Abdullah argued that riots are a way to make leaders pay attention.
“Because they don’t want to hear us, right? The people who have to yell, right? What is it? A riot is the language of the unheard, right? We have a right to riot because you’re not hearing us when we speak in the way that you dictated that we need to speak,” she said.
Abdullah, professor and chair of Pan-African Studies at California State University Los Angeles, explained why she refuses to “engage with people” who she believes “hate” her, such as supporters of President Trump.
“If you hate me, go hate me somewhere else. I wonder why, because especially after this last presidential election there was a lot of conversation, especially toward us in the activist community who were most in the streets – what are we going to do to win the people who voted for the current president over to our side? And there was conversation about that, and how are we going to reach out to them,” she said.
“And my thing is, I’m not. I’m not. You are a white supremacist. You go over there. And I’m over here. There is no – I don’t want to reach out to you. I know what you think of me, and if you have your own personal coming to Jesus or Allah or whatever moment and it changes you, good, go through that process, but I don’t want to be part of it,” she added.
Abdullah continued, “I’m just saying that there’s a lot of white supremacists who don’t identify as white supremacists, but their behavior is absolutely white supremacy, which makes them a white supremacist. So I don’t need them to affirm it for me – I know.”
Dylan Marron, host of the podcast Conversations with People Who Hate Me, described his view on reaching out to people on the opposite side of political issues.
“Not to comment on my guests, but I do think that systems of white supremacy are upheld by people who don’t know that they’re upholding them. That, I think, is fair to say. Again, not speaking for my guests,” he said.
“We should just be speaking to the people that disagree with us, we should be speaking to the people who hate us, we should be speaking to the people who oppose us. I also am very clear in my podcast that I don’t see it, nor do I see what I’m doing, as a prescription for activism,” he said. “I am not saying put down the protest sign and pick up the phone and the world will be a better place.”
When asked whether she would appear with members of law enforcement onstage to discuss policing and race issues, Abdullah replied, “I would not.”
She said a discussion around “reimagining public safety” should occur without the presence of police.
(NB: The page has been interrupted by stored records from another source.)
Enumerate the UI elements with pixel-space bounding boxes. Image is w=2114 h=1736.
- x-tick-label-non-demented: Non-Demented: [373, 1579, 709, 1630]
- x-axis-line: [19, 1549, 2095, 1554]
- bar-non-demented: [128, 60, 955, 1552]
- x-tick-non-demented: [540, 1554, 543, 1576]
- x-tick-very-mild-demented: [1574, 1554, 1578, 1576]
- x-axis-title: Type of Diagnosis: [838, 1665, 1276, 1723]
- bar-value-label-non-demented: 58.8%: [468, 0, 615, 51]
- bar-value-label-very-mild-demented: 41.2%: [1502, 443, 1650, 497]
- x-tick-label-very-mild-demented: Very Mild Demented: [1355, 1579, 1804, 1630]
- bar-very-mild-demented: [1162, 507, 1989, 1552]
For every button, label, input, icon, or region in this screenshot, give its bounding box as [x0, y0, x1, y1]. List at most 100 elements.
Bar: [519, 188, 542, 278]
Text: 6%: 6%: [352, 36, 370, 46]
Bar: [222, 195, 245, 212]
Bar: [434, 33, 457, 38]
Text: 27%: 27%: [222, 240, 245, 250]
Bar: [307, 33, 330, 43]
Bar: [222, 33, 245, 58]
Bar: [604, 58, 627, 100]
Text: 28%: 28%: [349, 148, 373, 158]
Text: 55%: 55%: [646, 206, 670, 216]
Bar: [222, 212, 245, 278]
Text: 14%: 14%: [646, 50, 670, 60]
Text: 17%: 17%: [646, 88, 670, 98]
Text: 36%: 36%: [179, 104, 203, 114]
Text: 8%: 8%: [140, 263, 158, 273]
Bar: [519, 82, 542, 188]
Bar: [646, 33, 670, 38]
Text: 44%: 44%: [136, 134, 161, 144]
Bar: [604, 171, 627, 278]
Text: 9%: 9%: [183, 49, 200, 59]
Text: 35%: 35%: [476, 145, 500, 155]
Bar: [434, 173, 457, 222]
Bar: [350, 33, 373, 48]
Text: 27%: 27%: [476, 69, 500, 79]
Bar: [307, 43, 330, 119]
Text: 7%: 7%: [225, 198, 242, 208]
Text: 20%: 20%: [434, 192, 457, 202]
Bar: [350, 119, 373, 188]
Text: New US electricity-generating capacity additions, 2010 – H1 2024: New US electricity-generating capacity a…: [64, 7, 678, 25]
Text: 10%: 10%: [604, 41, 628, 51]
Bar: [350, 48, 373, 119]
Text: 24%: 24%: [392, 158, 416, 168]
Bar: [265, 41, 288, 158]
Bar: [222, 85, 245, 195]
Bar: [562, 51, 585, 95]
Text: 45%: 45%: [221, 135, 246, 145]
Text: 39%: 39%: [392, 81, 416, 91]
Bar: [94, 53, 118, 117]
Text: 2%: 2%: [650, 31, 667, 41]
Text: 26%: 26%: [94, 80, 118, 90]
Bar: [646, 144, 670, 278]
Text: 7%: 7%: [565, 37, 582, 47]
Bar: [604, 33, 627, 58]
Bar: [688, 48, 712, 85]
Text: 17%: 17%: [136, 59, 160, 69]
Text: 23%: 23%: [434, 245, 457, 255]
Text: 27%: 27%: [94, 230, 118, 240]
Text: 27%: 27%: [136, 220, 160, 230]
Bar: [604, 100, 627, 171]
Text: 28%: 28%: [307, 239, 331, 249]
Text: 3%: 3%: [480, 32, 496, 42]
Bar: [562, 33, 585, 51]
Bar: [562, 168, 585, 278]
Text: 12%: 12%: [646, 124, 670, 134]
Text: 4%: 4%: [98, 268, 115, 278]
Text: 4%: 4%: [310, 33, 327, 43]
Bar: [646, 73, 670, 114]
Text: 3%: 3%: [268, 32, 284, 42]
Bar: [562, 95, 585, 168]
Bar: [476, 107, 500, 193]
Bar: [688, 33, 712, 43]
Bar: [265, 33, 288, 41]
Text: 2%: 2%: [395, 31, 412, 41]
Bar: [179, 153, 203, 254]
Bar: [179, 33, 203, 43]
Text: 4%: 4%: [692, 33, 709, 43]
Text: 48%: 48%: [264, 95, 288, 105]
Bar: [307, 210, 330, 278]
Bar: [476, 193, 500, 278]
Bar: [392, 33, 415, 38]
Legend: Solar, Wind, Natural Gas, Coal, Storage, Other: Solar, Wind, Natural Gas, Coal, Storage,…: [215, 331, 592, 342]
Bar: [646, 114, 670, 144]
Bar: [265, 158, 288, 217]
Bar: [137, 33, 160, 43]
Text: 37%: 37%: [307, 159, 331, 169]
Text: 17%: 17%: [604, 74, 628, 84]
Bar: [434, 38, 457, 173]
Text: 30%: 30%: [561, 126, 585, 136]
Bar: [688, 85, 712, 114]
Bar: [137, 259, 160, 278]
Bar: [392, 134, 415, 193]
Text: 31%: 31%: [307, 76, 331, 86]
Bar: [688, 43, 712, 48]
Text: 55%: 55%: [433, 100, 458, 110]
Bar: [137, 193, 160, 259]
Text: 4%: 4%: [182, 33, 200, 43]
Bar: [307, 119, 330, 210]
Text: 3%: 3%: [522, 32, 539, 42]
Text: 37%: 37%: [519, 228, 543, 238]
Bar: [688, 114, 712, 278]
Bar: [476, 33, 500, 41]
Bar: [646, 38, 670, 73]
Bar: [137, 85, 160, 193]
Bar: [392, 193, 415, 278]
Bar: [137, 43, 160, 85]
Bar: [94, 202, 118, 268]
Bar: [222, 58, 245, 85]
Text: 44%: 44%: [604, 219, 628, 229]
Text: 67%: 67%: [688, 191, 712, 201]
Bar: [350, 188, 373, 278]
“I believe that when we talk about how to build a world where we can all live and walk freely, for me, and I think for many others, that’s an absence of police. Being someone who’s studied the origins of policing, especially in this country, and understanding that the roots of policing are in chattel slavery, and that the origins of policing are in paddy rollers, and they’ve been trained to see me and other black people with targets on our backs, my goal is not to make kinder slave catchers,” she said.
“What I’d rather do is spend time with people who are serious about engaging in radical imagination, and saying ‘what does freedom look like,’ and building toward that,” she added.
Abdullah said police officers should be trained for some other kind of work.
“We don’t need people roaming through our streets with guns and badges and really seizing upon us, descending upon especially black, brown, and poor communities, and then having a goal of locking us up in cages. So I don’t want to sit on a panel with law enforcement. They can all get other jobs. I live for the day when that is gone and they can all be retrained for something else,” she said. “I don’t need to engage in some kind of activist version of bungee jumping. So I don’t need to sit on a stage with a cop, with a white supremacist, with a, you know, heterosexist.”
Alicia Garza, co-founder of Black Lives Matter, recently said that public safety and policing discussions should be connected to “the safety net” so people “aren’t driven to other measures to acquire the things that they need.”
“What we know is that safety is very much attached to making sure that people have the things they need to live well. And so when people don’t have things like access to healthcare or access to quality education, access to stable and affordable housing – this creates the kinds of tensions and conflicts that police are often called upon to mediate or to intervene in,” Garza said. “When we are talking about public safety, we certainly have to have a conversation about the safety net.”